In/consequential Relationships: Refusing Colonial Ethics of Engagement in Yuxweluptun’s Inherent Rights, Vision Rights

Review By Sarah King

February 16, 2017

BC Studies no. 193 Spring 2017  | p. 187-192

On the closing day of the Museum of Anthropology’s Unceded Territories exhibit of Lawrence Paul Yuxweluptun’s art, crowds formed queues long enough to snake through the halls and to pack the exhibit space for the final artist’s talk. Given this incredible turnout and the attention that his paintings and #RenameBC project received, I was surprised to see one of the most unique pieces in the exhibit garner little engagement from visitors and media alike. In the centre of the exhibit, Yuxweluptun’s 1992 virtual reality machine, Inherent Rights, Vision Rights (IRVR), remained unoccupied for most of my two visits to the museum. Compared to newer and sleeker virtual reality (VR) headsets, its PC-based and wired construction is dated. But in a time of unprecedentedly expansive and immersive VR experiences, IRVR has continued relevance. Positioned between paintings challenging Western scientific claims to intellectual authority on the one hand, and the perseverance of Indigenous ontologies on the other, this work raises powerful critiques for visitors to unceded territories – exhibit and geography both.

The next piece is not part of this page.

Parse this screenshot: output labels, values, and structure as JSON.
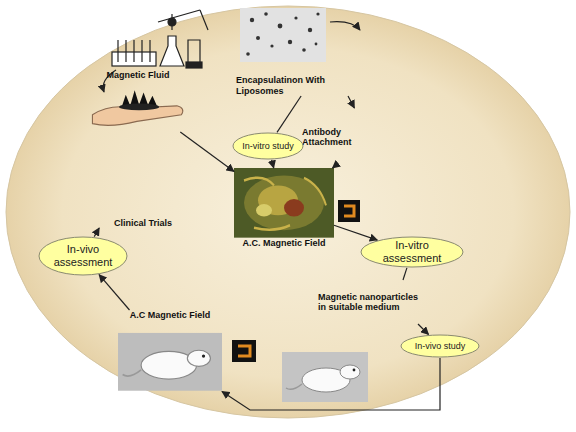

Taking up one of the first critical engagements with Inherent Rights, Vision Rights – Loretta Todd’s “Aboriginal Narratives in Cyberspace” ­– this review considers the ways that IRVR not only enables users’ abilities to “portray themselves” but, in turn, refuses to allow settler subjects to proceed uninterrupted in executing colonial ontologies.[1] With a viewfinder, headphones, and joystick, IRVR’s virtual environment is designed to react to the user’s navigational decisions in challenging ways, refusing settler desires for consequence-free relationships to space that characterize museums and cyberspace alike.

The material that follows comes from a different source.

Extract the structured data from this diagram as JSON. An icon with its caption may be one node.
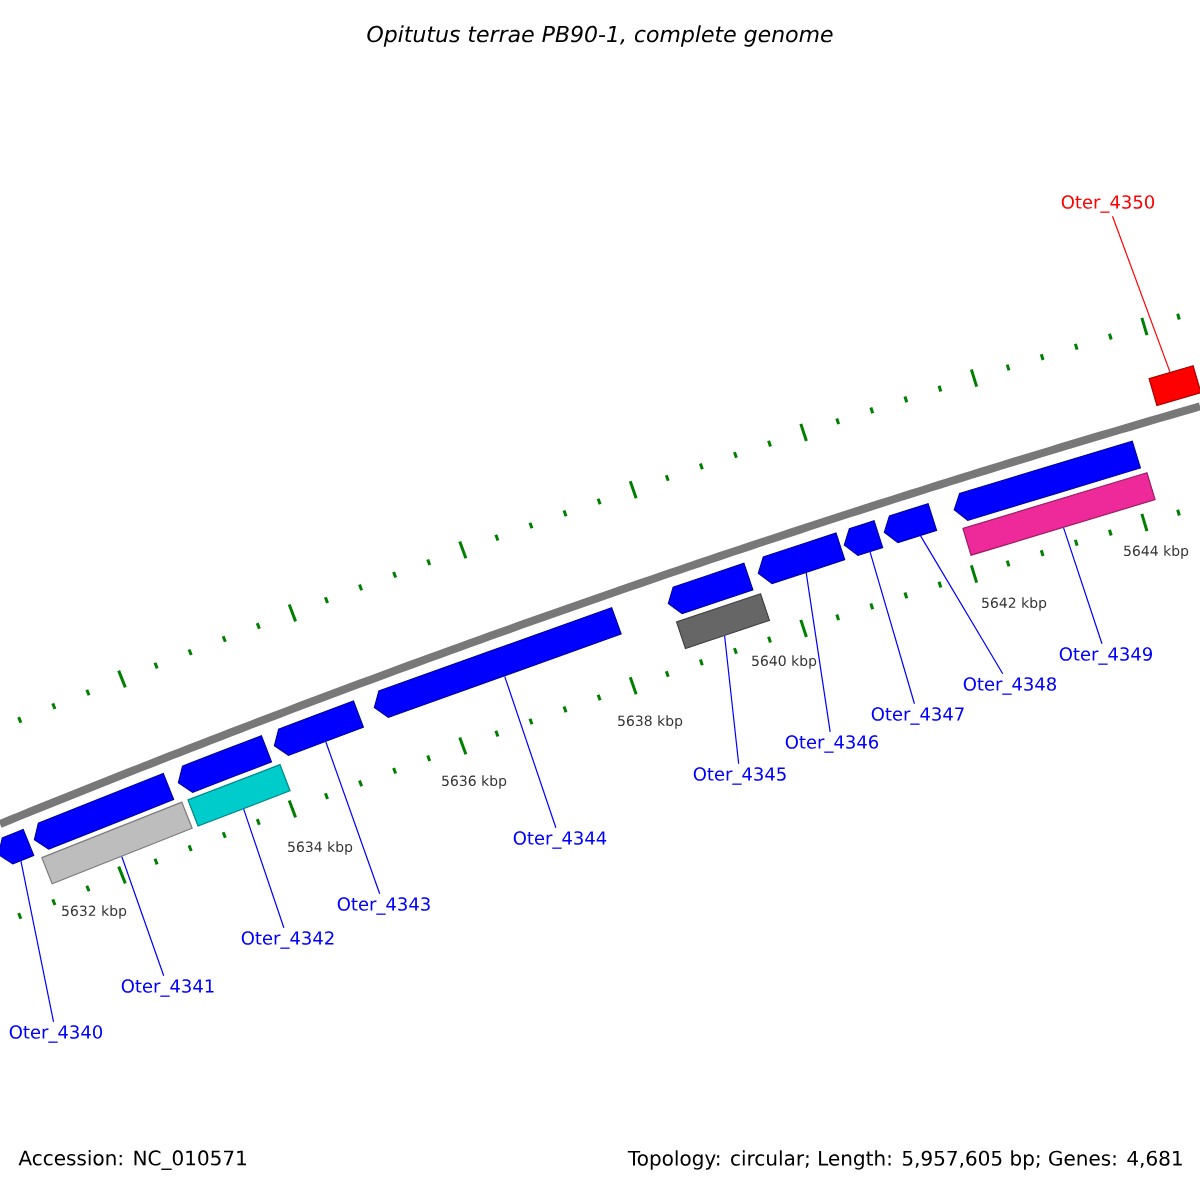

Virtual reality is an old technology and an even older concept. And in the more than twenty-five years since IRVR’s creation, VR technology has become more refined and accessible. But the colonial frameworks that inspired the technology continue to dominate our embodied and virtual realities. Last year saw the release of perhaps the most expansive open world game of all time, No Man’s Sky, which uses procedural generation to provide more than 18 quintillion planets for players to “discover,” rendering infinity “yours for the taking.”[2] While the game trades in pixels rather than physical plots, its premise echoes the terra nullius narratives that were used to foster settlement by feeding a growing sense of white entitlement to Indigenous lands in what is now known as North America. The game offers users limitless “unoccupied” space in which to engage according to the same terms as were used to solidify settlement: assuming authority over the world’s inhabitants through naming, performing entitlement to the world’s resources through extraction, and prioritizing one’s own wealth by attacking those who interfere with these projects.[3] The ongoing normalization of these behaviours highlights the continued importance of projects like IRVR, which design Indigenous ontologies into cyberspace.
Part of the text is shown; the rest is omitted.